7. Het beroep is ongegrond. Dat betekent dat de gedoogplicht in stand blijft. Omdat het beroep ongegrond is, is er geen aanleiding om een voorlopige voorziening te treffen. Eiser krijgt daarom het griffierecht niet terug. Hij krijgt ook geen vergoeding van zijn proceskosten.

Beslissing

De voorzieningenrechter:
- verklaart het beroep ongegrond;
- wijst het verzoek om voorlopige voorziening af.
Deze uitspraak is gedaan door mr. A.L.M. Steinebach-de Wit, voorzieningenrechter, in aanwezigheid van mr. A. Goldebeld, griffier. De uitspraak is uitgesproken in het openbaar op
griffier
voorzieningenrechter
Een afschrift van deze uitspraak is verzonden aan partijen op:

Informatie over hoger beroep

Een partij die het niet eens is met deze uitspraak voor zover deze gaat over het beroep, kan een hogerberoepschrift sturen naar de Afdeling bestuursrechtspraak van de Raad van State waarin wordt uitgelegd waarom deze partij het niet eens is met deze uitspraak voor zover deze gaat over het beroep.

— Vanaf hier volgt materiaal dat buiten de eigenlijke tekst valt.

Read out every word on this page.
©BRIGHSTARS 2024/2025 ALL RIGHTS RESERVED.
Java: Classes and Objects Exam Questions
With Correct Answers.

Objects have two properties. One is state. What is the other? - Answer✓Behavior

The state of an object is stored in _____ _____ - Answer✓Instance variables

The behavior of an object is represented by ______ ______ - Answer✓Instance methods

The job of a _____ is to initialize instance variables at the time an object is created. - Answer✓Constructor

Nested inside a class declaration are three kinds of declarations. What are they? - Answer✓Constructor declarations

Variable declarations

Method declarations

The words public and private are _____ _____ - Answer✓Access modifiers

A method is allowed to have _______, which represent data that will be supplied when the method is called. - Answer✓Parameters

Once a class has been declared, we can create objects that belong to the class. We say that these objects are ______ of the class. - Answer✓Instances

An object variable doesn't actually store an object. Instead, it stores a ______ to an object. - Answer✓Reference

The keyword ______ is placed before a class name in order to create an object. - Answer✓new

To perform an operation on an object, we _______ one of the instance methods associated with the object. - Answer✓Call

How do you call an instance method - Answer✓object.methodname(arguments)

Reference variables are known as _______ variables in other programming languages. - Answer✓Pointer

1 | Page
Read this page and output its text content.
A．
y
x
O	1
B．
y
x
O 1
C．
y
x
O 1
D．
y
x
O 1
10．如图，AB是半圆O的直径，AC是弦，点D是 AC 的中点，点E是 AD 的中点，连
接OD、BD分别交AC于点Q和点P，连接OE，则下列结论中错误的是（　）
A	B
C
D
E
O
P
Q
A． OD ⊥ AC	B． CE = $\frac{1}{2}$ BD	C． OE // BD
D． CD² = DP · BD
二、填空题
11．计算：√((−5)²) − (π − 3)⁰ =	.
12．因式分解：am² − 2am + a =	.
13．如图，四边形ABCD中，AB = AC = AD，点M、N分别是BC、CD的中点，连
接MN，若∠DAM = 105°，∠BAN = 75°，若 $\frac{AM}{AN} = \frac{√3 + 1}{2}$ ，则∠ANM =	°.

Het hogerberoepschrift moet worden ingediend binnen zes weken na de dag waarop deze uitspraak is verzonden. Kan de indiener de behandeling van het hoger beroep niet afwachten, omdat de zaak spoed heeft, dan kan de indiener de voorzieningenrechter van de Afdeling bestuursrechtspraak van de Raad van State vragen om een voorlopige voorziening (een tijdelijke maatregel) te treffen. Tegen deze uitspraak voor zover deze gaat over de voorlopige voorziening staat geen hoger beroep open.

Voetnoten

1.ABRvS 1 juni 2022, ECLI:NL:RVS:1561.
2.ABRvS 24 juni 2023, ECLI:NL:RVS:2015:1991.
3.ABRvS 19 juni 2023, ECLI:NL:RVS:2013:CA3668.